The Secretary of State for Transport has upheld the approval for a pedestrian/cycle bridge across the River Thames at Reading.

The controversial scheme involves building the crossing between Reading Bridge and Fry’s Island. It will link Christchurch Meadows on the left bank with the towpath on the right, the town side.

In April there was concern raised about felling 30 year old trees on the meadows and  a Green councillor raised objections.

The Thames Path will gain little except more local walkers enjoying a circular walk from Caversham.

Enderby Wharf: Uncertain future

There is growing concern in Greenwich about the future of Enderby Wharf on the Greenwich Peninsula.

This is where the world’s first telegraph cables were made enabling people to send and receive messages in minutes rather than days or weeks.

Much of the wharf is being redeveloped by Barratt Homes and the focus of concern is the future of Enderby House which was built in about 1835 by Charles and George Enderby.

Elizabeth Enderby was the mother of General Gordon of Khartoum who spent his last night in England at the house.

Updates on the situation and consultations can be found on a new Enderby Wharf website.

Bugsby’s Reach saved

Bugsby’s Reach, the first reach on the Thames Path, is not going to be renamed Waterman’s Reach.

The idea of marking the 5ooth anniversary of the Waterman’s Company sounded  a good idea but losing the name Bugsby’s meant losing a link with the mysterious past.

The move was first reported announced last year by the Port of London Authority and the consultation in March this year.

It’s a welcome and surprise decision. It is also surprising that only 47 people responded to the consultation.
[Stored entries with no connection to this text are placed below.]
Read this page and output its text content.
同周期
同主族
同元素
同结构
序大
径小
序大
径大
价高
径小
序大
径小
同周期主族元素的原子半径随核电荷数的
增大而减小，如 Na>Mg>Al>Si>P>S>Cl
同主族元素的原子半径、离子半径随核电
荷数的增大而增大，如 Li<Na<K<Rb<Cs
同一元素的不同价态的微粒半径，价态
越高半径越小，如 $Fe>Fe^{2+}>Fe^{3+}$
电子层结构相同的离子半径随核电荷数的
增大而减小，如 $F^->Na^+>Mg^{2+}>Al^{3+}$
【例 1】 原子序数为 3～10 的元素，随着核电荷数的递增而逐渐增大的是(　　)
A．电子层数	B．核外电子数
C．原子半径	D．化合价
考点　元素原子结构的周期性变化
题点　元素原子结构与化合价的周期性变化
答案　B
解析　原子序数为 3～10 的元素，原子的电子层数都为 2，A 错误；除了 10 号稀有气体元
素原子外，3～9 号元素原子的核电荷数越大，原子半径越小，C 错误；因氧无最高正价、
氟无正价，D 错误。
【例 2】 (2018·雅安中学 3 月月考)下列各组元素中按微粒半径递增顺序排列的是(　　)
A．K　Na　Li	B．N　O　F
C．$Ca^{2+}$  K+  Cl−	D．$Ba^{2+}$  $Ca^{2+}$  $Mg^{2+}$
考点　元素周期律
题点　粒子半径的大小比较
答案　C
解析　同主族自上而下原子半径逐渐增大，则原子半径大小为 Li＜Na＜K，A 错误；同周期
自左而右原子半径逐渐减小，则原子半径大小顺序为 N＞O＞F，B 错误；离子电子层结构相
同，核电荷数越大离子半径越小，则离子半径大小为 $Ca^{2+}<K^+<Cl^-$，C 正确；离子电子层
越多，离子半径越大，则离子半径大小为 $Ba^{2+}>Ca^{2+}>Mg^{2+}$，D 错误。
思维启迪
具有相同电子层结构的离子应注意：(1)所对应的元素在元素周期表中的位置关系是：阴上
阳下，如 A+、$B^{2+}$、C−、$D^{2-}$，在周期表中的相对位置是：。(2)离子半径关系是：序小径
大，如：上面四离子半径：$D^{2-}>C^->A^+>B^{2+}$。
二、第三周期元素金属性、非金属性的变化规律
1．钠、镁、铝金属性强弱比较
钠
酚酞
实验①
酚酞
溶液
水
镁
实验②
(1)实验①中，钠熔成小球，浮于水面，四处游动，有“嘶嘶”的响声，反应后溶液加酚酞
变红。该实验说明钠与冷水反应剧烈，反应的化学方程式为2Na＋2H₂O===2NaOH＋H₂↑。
The decision notice has been issued by the PLA.

Walking is popular and healthy

A  report by the Sport and Recreation Alliance confirms that outdoor recreation is the UK’s favourite pastime.

The Reconomics report reveals:

People spending their day enjoying outdoor recreation spent £21 billion in 2012/13
Walking tourism supports almost a quarter of a million jobs
Outdoor recreation can make a significant contribution to tackling the cost of looking after unfit people.

Key proposals for government action also published by the Alliance includes a call for better public transport in rural areas.

The announcement, made on Wednesday 12 June at Westminster just yards from the Thames Path, is supported by British Mountaineering Council, Campaign for National Parks, English Outdoor Council, Living Streets, Open Spaces Society, Outdoor Industries Association (Britain on Foot campaign), Ramblers, Sport and Recreation Alliance, Wild Network and the Youth Hostel Association.